Friday, February 03, 2006

Bode Miller...skiing super villain.

The Olympics are coming. Yippy.

This year all eyes will be on Bode Miller, the brightest star on the US skiing team. Bode became the center of controversy when he intimated that he's skied while carrying a layover buzz from the night before.

Media-types were aghast. How could a world class athlete be so irresponsible as to abuse alcohol the night before a competitive event? And of course, what about the poor children out there who heard the 60 Minutes interview? Yes, the children. They'll all start drinking heavily so they can be just like Bode...Oh, the humanity!

Except that nobody with a semblance of a life ever watches 60 Minutes. I only heard about Miller's comments on ESPN when every talking head chimed in with his eight cents. Yes, I said eight cents because they spent four times the amount of coverage necessary to babble on about it. Big frigging deal, a drinking skier. Whoa, nelly! Stop the presses.

I ski. I drink. I drink and ski and I have skied drunk. It happens. Yes it can be dangerous and there was an incident I hope to never repeat, but I generally stay in control. I can also tell you that a lot of kids are skiing under the influence of substances a lot more controlled than booze and Bode Miller's got nothing to do with it.

The problem isn't Bode Miller, it's us. Our society doesn't give a rat's paw about skiing, snowboarding, skating or curling until the Winter Olympics are here and then we want four years worth of coverage. After the Olympics these athletes fade back into anonymity and many aren't even able to compete in the following Olympiad. One hit wonders.

Why do you think Michelle Kwan can't win Olympic gold? She's a dominant force in the World Championships but come Olympic time you can almost hear her gagging. Summer Olympian and gymnastics champion Blaine Wilson is another example of someone who couldn't deliver on his sport's biggest stage. What about Captain Soul Patch, the skater guy, Apollo something-Ono...remember him? Barely, right? In the last Olympics he crashed and burned even though he was a heavy favorite to win it all. Do you suppose the barrage of media coverage might have distracted him just a bit?

It's the pressure. These athletes are virtually unknown throughout their careers except for a two month window once every four years when the Olympics take center stage. Then we insist on knowing everything about them, where they're from, what they eat, who they think is cute and how they hang their toilet paper. The reporters sift through every athlete's bio to find some human interest angle that will tug at our heart strings. With Miller we were fed some story about how he grew up in a backwoods cabin with hippy parents, with Ono we got the troubled youth angle. Suddenly these kids can't go anywhere without having a press corps filming every move and examining every detail.

Some crack under the pressure and their performances suffer, offers lash out and say stupid things. Even if Bode Miller does opt to down a case of High Life the night before he skis, is it really our place to question him? It's not like he'll hurt anybody but himself.

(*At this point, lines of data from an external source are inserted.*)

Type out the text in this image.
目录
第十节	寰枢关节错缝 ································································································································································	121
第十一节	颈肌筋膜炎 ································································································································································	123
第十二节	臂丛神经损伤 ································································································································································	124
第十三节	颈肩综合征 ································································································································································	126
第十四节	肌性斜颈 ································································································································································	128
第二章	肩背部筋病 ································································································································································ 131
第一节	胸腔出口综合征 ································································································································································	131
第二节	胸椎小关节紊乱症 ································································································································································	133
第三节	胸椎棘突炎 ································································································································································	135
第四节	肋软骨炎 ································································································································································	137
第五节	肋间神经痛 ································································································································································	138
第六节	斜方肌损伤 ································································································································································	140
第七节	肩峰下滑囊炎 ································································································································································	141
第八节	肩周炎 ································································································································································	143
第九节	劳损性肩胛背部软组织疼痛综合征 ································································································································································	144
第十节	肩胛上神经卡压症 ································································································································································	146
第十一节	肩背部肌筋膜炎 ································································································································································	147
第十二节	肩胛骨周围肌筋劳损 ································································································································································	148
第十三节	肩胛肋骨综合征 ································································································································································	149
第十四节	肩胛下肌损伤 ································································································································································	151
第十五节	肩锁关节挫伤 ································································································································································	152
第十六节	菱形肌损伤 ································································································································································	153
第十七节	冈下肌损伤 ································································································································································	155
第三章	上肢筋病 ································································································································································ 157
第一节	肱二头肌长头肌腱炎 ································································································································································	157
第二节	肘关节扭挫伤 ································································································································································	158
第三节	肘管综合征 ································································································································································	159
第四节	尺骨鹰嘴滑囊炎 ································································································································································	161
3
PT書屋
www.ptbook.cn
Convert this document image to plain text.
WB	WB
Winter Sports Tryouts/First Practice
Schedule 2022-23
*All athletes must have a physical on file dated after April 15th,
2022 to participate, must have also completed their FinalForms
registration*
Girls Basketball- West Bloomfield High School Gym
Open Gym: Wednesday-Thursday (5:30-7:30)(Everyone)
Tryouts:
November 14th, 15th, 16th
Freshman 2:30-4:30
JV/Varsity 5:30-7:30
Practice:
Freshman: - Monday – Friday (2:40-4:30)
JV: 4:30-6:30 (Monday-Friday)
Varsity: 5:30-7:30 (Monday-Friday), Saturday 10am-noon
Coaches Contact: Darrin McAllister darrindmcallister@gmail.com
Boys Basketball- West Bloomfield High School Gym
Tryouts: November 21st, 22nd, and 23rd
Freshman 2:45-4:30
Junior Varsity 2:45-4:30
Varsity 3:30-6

Don't we have bigger fish to fry? In sports, we have Barry Bonds and his ever expanding head set to break all time baseball records but nobody is questioning his motivation for bailing out of the World Baseball Classic. The man has defied age becoming bigger, stronger and faster in his late 30's, but we seem more concerned with Bode Miller's attitude than we are with Barry Bonds cheating with steroids, hormones and rhinoceros testicle extract.

In Hollywood we still don't know which actresses are stuffing their fun bags, and how many studly actors are really gay. Come on Tom Cruise, we know that you snagged Katie Holmes because she really thinks you and Giovanni Ribisi are just playing Twister in your rumpus room. Naked? Yeah, and the latex fist really is a trophy from your days on the Bare Knuckles fighting circuit. Heterosexual men might listen to Air Supply, but not together. Come clean. Your Thetans are calling.

And let's not even get started with politics. Man alive, if the real reporters were as aggressive with their coverage of real news as these wannabe sports hacks are with forgettable sporting events, we might have all the world's problems solved. This country seems more concerned with how many shots Bode Miller will do the night before the Super G, than it is over the whole wire tapping scandal.


Here's an idea. Let's dispense with the melodrama. Let's stop pretending we care about the athletes and just use the time to show more action. Every year Bob Costas waxes poetically about the bigger meaning of the games, and we are subjected to long boring stories about the trials and tribulations some athlete endured along the way. I don't care. Go out and do your thing.

This year we'll miss 15 minutes of skating coverage so NBC can inundate us with Michelle Kwan's story of Olympic failure and her last chance at redemption. It's not like anybody has stolen Olympic glory from her, she had her chances and choked. Boo-friggin-hoo. Get the job done or go home. Undoubtedly we'll have the Bode Miller saga rehashed and NBC will try to get him cornered long enough to recant the confession he made on 60 Minutes. How about you just show the guys skiing down the hill really fast?

I'm a sports fan, I want to see sports performance. Keep the soap opera drama out of it.